One thing I'm keen on working on is a bit of evangalism and to start of I'd like to put together a State of the JSR Blog Post.
The idea is to put together a single post that sums up where we are, where we want to be and how we intend to get there.
I'd love to hear how everybody's thoughts.
To start things of I just like to play devils advocate with the Misson Statement as set out at
https://github.com/datagrids/spec/wiki/Mission-Statement. I just going to consider it line by line and try to challenge what it says. Could I ask everybody else to do the same. Don't look to defend it but be as critical as you possibly can be. Let's see how it holds up to scrutiny.
- This specification (JSR-347) aims to specify APIs and behaviours necessary to be build portable applications which store their data in a distributed data grid, including retrieving, storing and managing the data.
- Is it really about datagrids, or are they just one implementation method? Isn't this really about APIs for working with large distributed data sets. Isn't Datagrid an implementation details, like using a Hash or Linked List?
- Do we need a logical model. The collections API has interfaces for Maps, Sets and Lists. Is there an equivalent set of abstract concepts for dealing with large Data Sets?
- The primary API will be built upon JSR-107, the JCACHE API. In addition to it’s generified Map-like API to access a Cache, JSR-107 defines APIs for spooling in-memory data to persistent storage, an API for obtaining a named Cache from a CacheManager and an API to register event listeners. It also offers a number of optional features such as annotation support and transaction integration.

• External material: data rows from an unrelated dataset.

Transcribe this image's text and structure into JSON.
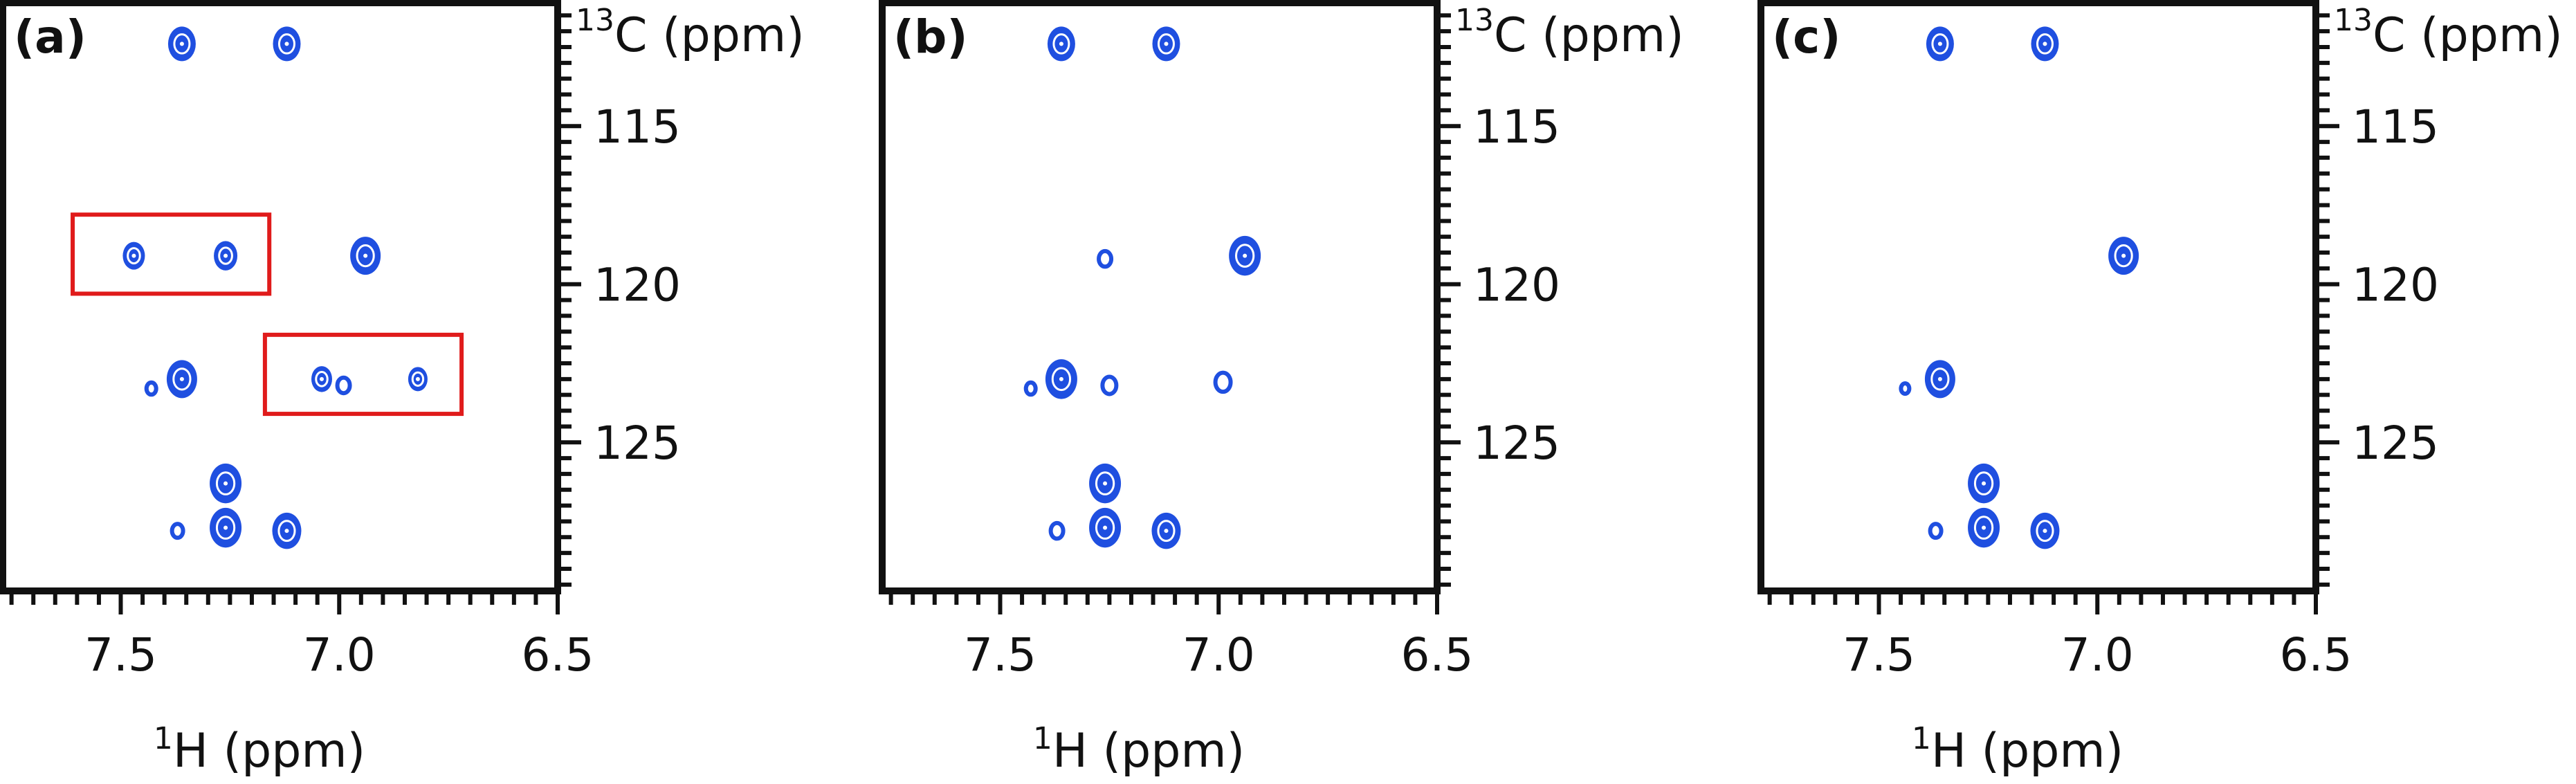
{
  "chart_data": {
    "type": "contour",
    "colors": {
      "contour": "#1f4fe0",
      "highlight_box": "#e01b1b",
      "frame": "#111111"
    },
    "x_axis": {
      "label_prefix": "1",
      "label_main": "H (ppm)",
      "ticks": [
        "7.5",
        "7.0",
        "6.5"
      ],
      "range": [
        7.77,
        6.5
      ],
      "reversed": true,
      "minor_tick_step": 0.05
    },
    "y_axis": {
      "label_prefix": "13",
      "label_main": "C (ppm)",
      "ticks": [
        "115",
        "120",
        "125"
      ],
      "range": [
        111.1,
        129.7
      ],
      "reversed": true,
      "position": "right",
      "minor_tick_step": 0.5
    },
    "panels": [
      {
        "label": "(a)",
        "peaks": [
          {
            "h": 7.36,
            "c": 112.4,
            "r": 1.0
          },
          {
            "h": 7.12,
            "c": 112.4,
            "r": 1.0
          },
          {
            "h": 7.47,
            "c": 119.1,
            "r": 0.8
          },
          {
            "h": 7.26,
            "c": 119.1,
            "r": 0.85
          },
          {
            "h": 6.94,
            "c": 119.1,
            "r": 1.1
          },
          {
            "h": 7.36,
            "c": 123.0,
            "r": 1.1
          },
          {
            "h": 7.43,
            "c": 123.3,
            "r": 0.35
          },
          {
            "h": 7.04,
            "c": 123.0,
            "r": 0.75
          },
          {
            "h": 6.99,
            "c": 123.2,
            "r": 0.45
          },
          {
            "h": 6.82,
            "c": 123.0,
            "r": 0.7
          },
          {
            "h": 7.26,
            "c": 126.3,
            "r": 1.15
          },
          {
            "h": 7.26,
            "c": 127.7,
            "r": 1.15
          },
          {
            "h": 7.12,
            "c": 127.8,
            "r": 1.05
          },
          {
            "h": 7.37,
            "c": 127.8,
            "r": 0.4
          }
        ],
        "highlight_boxes": [
          {
            "h_from": 7.61,
            "h_to": 7.16,
            "c_from": 117.8,
            "c_to": 120.3
          },
          {
            "h_from": 7.17,
            "h_to": 6.72,
            "c_from": 121.6,
            "c_to": 124.1
          }
        ]
      },
      {
        "label": "(b)",
        "peaks": [
          {
            "h": 7.36,
            "c": 112.4,
            "r": 1.0
          },
          {
            "h": 7.12,
            "c": 112.4,
            "r": 1.0
          },
          {
            "h": 7.26,
            "c": 119.2,
            "r": 0.45
          },
          {
            "h": 6.94,
            "c": 119.1,
            "r": 1.15
          },
          {
            "h": 7.36,
            "c": 123.0,
            "r": 1.15
          },
          {
            "h": 7.43,
            "c": 123.3,
            "r": 0.35
          },
          {
            "h": 7.25,
            "c": 123.2,
            "r": 0.5
          },
          {
            "h": 6.99,
            "c": 123.1,
            "r": 0.55
          },
          {
            "h": 7.26,
            "c": 126.3,
            "r": 1.15
          },
          {
            "h": 7.26,
            "c": 127.7,
            "r": 1.15
          },
          {
            "h": 7.12,
            "c": 127.8,
            "r": 1.05
          },
          {
            "h": 7.37,
            "c": 127.8,
            "r": 0.45
          }
        ],
        "highlight_boxes": []
      },
      {
        "label": "(c)",
        "peaks": [
          {
            "h": 7.36,
            "c": 112.4,
            "r": 1.0
          },
          {
            "h": 7.12,
            "c": 112.4,
            "r": 1.0
          },
          {
            "h": 6.94,
            "c": 119.1,
            "r": 1.1
          },
          {
            "h": 7.36,
            "c": 123.0,
            "r": 1.1
          },
          {
            "h": 7.44,
            "c": 123.3,
            "r": 0.3
          },
          {
            "h": 7.26,
            "c": 126.3,
            "r": 1.15
          },
          {
            "h": 7.26,
            "c": 127.7,
            "r": 1.15
          },
          {
            "h": 7.12,
            "c": 127.8,
            "r": 1.05
          },
          {
            "h": 7.37,
            "c": 127.8,
            "r": 0.4
          }
        ],
        "highlight_boxes": []
      }
    ]
  }
}
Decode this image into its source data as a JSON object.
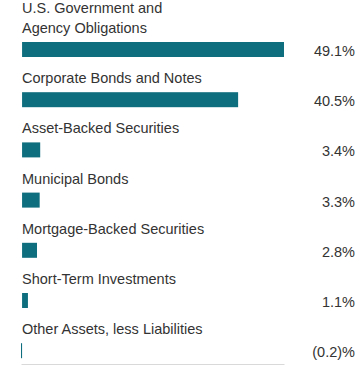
{
  "chart_data": {
    "type": "bar",
    "orientation": "horizontal",
    "categories": [
      "U.S. Government and\nAgency Obligations",
      "Corporate Bonds and Notes",
      "Asset-Backed Securities",
      "Municipal Bonds",
      "Mortgage-Backed Securities",
      "Short-Term Investments",
      "Other Assets, less Liabilities"
    ],
    "values": [
      49.1,
      40.5,
      3.4,
      3.3,
      2.8,
      1.1,
      -0.2
    ],
    "value_labels": [
      "49.1%",
      "40.5%",
      "3.4%",
      "3.3%",
      "2.8%",
      "1.1%",
      "(0.2)%"
    ],
    "color": "#0f6e7d",
    "xlim": [
      -0.2,
      49.1
    ],
    "data_labels": true,
    "tick_labels": false,
    "grid": false
  }
}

- Do we need to build upon JSR-107. If we have a separation of concerns can we leave the JCACHE APIs as they are to be used when Caches are being used for implementation?
- Why is JSR-107 being used as a starting point. What about the range of APIs that various products like Cassandra, Pig, MongoDB, Coherence and the like have defined. What commonalities are there? Where to they diverge and why?
- JSR-347 proposes to add a number of abilities, including: an async API, support for distributed code execution (both arbitrary and based around map/reduce),
- Does distributed code execution really belong in this JSR. Shouldn't it have a JSR all to itself.
- a grouping (co-location) API,
- Is Infinispan the best model for this. Do any of the other products take a different approach?
- CDI (Contexts and Dependency Injection) support (building on the annotation support in JSR-107),
- Is there any API changes needed for this? Any new annotations? Isn't a datagrid simply an implementation strategy for Contexts?
- modes of operation (replication vs. distribution), varying levels of consistency for distribution (total vs. eventual) and both programmatic and XML based configuration.
- Isn't all this implementation detail? Isn't it better to leave stuff like this out of the standards?
I being deliberately critical here and trying to push out some straw man arguments to get people talking.
Regards,
Ged